The two play New York City cops Popeye Doyle and "Cloudy" Russo (based on real NYC cops named Eddie Egan and Sonny Grosso), who are hard-living, hard-working and more than willing to bend the rules to get the job done. At the opening of the film, they learn that a huge shipment of heroin is due to arrive in the next several weeks, under the command of a Frenchman named Alain Charnier (Fernando Rey).

Through surveillance and wiretaps, Doyle and Russo trace Charnier's American connections, and figure out that he's smuggling the drugs into the country in a car belonging to a French TV personality. The closer they get to the French organization, the more danger they come into themselves, until finally Charnier tells an assassin who works for him (Marcel Bozzuffi) to kill Doyle. He fails, then then leaps aboard an elevated train to escape. In one of the most famous sequences in '70s cinema, Doyle chases down the train in a car and then kills him.

Eventually, Doyle and Russo find the drugs hidden in the car and move in to bust the drug ring. In the confusion of the final shootout, Doyle accidentally kills a federal agent who was also on the case. Most of the criminals are caught, but Charnier himself escapes, and a postscript tells us that he was never brought to justice.
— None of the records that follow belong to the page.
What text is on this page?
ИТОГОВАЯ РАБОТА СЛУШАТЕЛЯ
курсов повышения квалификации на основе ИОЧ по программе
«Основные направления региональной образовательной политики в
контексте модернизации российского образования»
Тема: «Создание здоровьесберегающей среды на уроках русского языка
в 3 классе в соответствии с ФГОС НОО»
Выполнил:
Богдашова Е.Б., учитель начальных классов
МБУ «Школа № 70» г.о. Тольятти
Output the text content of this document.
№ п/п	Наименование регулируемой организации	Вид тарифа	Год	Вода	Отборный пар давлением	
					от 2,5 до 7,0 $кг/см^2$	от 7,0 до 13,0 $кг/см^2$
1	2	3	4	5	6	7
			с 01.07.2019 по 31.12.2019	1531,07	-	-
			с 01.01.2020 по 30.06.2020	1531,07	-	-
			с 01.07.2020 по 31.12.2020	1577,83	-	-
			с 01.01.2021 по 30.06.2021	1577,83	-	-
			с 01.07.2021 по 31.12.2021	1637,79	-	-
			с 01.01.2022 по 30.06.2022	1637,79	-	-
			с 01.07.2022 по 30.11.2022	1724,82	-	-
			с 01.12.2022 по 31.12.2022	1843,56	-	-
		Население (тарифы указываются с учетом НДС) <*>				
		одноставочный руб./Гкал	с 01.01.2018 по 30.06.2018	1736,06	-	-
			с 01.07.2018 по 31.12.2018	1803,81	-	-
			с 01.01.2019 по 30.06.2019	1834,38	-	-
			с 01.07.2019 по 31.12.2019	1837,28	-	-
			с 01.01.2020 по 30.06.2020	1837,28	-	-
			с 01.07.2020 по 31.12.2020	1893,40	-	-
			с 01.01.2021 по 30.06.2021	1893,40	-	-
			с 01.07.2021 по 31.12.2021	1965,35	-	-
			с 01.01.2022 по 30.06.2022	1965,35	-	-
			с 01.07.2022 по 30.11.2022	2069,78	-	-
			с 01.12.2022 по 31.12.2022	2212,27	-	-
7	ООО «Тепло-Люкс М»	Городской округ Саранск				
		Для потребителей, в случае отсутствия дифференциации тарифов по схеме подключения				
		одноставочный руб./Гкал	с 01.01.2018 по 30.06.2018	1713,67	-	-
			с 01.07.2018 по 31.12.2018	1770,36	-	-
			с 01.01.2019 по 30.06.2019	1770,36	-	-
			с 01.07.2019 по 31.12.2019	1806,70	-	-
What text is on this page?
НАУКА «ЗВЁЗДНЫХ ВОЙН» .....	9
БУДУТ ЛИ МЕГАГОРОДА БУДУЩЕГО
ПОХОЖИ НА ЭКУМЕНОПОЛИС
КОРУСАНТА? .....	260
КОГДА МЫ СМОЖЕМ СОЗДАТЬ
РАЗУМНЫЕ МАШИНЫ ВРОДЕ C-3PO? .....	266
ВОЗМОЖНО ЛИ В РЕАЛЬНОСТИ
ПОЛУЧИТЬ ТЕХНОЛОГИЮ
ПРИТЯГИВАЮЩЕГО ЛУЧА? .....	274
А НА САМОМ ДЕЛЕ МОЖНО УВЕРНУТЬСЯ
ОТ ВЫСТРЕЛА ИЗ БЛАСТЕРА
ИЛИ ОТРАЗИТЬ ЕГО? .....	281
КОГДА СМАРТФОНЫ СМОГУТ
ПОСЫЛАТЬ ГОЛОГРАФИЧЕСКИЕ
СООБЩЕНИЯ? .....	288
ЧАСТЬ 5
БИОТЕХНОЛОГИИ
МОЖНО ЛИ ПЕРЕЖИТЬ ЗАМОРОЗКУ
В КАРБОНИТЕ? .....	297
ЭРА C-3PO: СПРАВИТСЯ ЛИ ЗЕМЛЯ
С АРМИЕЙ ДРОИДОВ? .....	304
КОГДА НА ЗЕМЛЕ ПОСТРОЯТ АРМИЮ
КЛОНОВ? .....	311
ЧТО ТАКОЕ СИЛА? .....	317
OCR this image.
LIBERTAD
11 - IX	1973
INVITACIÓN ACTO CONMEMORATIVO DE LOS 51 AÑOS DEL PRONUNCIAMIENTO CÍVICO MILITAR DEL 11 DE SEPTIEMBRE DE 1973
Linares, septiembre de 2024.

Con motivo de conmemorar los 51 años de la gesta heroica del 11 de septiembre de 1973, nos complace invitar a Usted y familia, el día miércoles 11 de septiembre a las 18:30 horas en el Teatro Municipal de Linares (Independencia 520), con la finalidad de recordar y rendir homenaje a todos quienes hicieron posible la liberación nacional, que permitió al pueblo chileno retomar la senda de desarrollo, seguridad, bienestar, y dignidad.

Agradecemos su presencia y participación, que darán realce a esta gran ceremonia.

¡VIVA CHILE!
It's a bleak ending to a tough-minded movie. An FBI agent is killed, the bad guy gets away, and the two main cops don't get the satisfaction of fully solving the case. But in that bleakness, along with the realism that underlies much of the film, the tone of the decade to come had been set.

This quality emerges in large part from the characters. Hackman's Doyle is prone to violence, a borderline racist, and doesn’t care much for the constraints put on him by the niceties of the law. In this, he's a perfect representative for the anxieties consuming America at the time. The economy was already entering the downturn that would consume most of the decade, and crime was on the rise. Racial strife was in the air, and the peace and love vibe of the 1960s was already beginning to seem like a distant memory.

Doyle would soon be followed by a string of similar characters. Clint Eastwood's Harry Callahan would make his first appearance in Dirty Harry three months after The French Connection, and Charles Bronson's vigilante avenger Paul Kersey would arrive on the scene the following summer in Death Wish. By the end of the decade, films from Taxi Driver to The Warriors to Freidkin's controversial Cruising would follow increasingly unhinged characters through dangerous city streets, and take the decay and violence of the new American urban life as their central topic.

Watch the Subway Getaway Scene from 'The French Connection'

But it's not just its characters or milieu that makes The French Connection so influential. Cinematographer Owen Roizman helps give the film a bleak, washed-out look that perfectly reflects its themes and would be widely copied in the decade to come. Friedkin and Roizman used all kinds of tricks to add a hyper-real feeling to the film, from using a camera set to film at 18 frames per second rather than the usual 24 during the famous chase sequence, to putting their cameramen in wheelchairs rather than on dollies to dirty up their tracking shots. And, according to Peter Biskin's Easy Riders, Raging Bulls, Friedkin often "wouldn't bother to block a scene, just told the cameraman to follow the actors," so that the shots felt spontaneous and unplanned.

All of this worked to create a film that feels like it's not just about life on the streets, but comes from them itself, embodying their grime and reality. It helped established a new persona for Friedkin, who would adopt a similarly bleak tone for his turn to horror in 1973's The Exorcist, and follow his tough-guy characters further into the darkness in later films like Sorcerer and To Live and Die in L.A. And in everything from its downbeat humanism to its technical bravado, The French Connection helped set the stage for one of the most influential decades in American filmmaking.